So, big dilemma with your lost W. I have a big mess in my sitch too, but will give you some encouragement here.
Having kids does not automatic makes communication better. You see, when you have the kids then the subject are the kids and you feel that WAS is cold as hell sometimes, it's just business.
First...many people told me that I need to understand that my H is lost and needs time to be back into normal mode. What do I need to do to be patient during the time that he is figuring out what he wants or needs?
GET A LIFE... DO ALL THE GAL ACTIVITIES I CAN...
Why? To save myself from insanity. Why? Because it is not healthy for me to think about my sitch 24/7. Why? Because I deserve respect. Why? Because if you become strong, secure, and don't give a damn for the WAS then they pay attention on you and they become curious.
I know very well how much it hurts to be left behind, with no hope. You are dealing with rejection, a little of depression too, disillusions, a strong pain inside your heart and soul.
But who are you? Are you this guy that will be all beaten up and give up the fight? You may lose battles, but you may be in a long run to win the War. Don't you?
What about changing strategies? If your soldiers are dying on a front line, would you send more soldiers to die tomorrow? Or you would look for strategies and surprise the enemy?
Answering your W's phone calls are just giving you the illusion of closeness but deep inside you know it is not working so well.
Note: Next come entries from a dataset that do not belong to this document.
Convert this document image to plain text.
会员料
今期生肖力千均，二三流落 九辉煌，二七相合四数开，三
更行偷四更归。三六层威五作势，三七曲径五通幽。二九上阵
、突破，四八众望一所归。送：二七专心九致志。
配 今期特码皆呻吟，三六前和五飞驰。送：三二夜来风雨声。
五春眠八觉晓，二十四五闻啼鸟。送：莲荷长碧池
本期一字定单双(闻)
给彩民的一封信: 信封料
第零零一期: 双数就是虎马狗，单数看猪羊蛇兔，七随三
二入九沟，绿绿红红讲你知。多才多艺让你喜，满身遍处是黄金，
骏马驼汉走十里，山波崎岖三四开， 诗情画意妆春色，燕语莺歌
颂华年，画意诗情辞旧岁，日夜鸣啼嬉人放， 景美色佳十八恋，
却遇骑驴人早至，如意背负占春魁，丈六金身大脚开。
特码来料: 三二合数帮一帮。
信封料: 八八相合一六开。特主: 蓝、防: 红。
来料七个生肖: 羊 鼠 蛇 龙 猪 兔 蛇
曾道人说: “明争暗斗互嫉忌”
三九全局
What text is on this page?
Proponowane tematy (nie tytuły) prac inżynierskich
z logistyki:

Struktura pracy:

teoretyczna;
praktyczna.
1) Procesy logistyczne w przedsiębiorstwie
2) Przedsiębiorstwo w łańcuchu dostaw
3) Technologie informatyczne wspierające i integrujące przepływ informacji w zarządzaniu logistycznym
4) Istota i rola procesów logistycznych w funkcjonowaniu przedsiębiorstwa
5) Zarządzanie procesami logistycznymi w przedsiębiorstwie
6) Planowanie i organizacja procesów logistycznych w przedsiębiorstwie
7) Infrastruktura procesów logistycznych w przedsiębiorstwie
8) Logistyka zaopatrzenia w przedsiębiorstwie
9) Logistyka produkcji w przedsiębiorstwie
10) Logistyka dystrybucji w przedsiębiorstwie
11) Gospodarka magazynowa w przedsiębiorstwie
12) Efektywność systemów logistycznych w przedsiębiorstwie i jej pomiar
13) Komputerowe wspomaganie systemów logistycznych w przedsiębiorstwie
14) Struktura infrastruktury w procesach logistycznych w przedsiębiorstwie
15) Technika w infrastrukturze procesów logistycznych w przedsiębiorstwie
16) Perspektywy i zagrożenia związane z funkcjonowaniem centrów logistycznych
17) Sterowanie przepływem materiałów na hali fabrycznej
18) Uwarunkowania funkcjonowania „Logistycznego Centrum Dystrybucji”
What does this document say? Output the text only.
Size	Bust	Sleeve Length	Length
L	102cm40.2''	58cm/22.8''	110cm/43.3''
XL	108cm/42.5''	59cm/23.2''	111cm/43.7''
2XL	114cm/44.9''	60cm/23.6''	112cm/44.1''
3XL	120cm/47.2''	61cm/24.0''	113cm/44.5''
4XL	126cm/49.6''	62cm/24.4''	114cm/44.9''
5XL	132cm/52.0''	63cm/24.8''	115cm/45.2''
What can you do to make her think she is losing you? Maybe do not answer all the time? Maybe, you calculate and start spacing her calls with time, this way she will feel it.
It's obvious she is lost, and she needs you more then she understands right now. You are her safety, the one that cares for her and she knows it. The only problem is that once she made a decision to split, she also decided to look into the negative of your R, and that will take a while to wear off.
Tlee, even if it hurts, I think that you can make waves, disappear for some time, then out of the blue, sent her a joke or something you know she likes, then disappear again. She will notice that you are there but you may be slipping through her fingers now.
The point here is that you are running in cheese less tunnels and it is just consuming time and energy from you.
I am not a vet yet but I have been getting real lessons that are changing the way I was doing things regarding my H. Sometimes less is more.
Regarding the money, I think you are totally right. She needs to face the consequences of her choices. About the online class it is the same. Your W is being very immature and you know this class is just another immature decision without purpose.
She says there is no OM, then why are you so sure there is one? Could it be that their R is just a friendship? Do you have any common friends that can tell you something more solid about her R with this OM?
The easy part is to give up, quit. It takes a real soldier to battle to win. One day, when you surrender, put your weapons down, at least you will know that all the blood on the ground was worth it and you will rest knowing you did it all.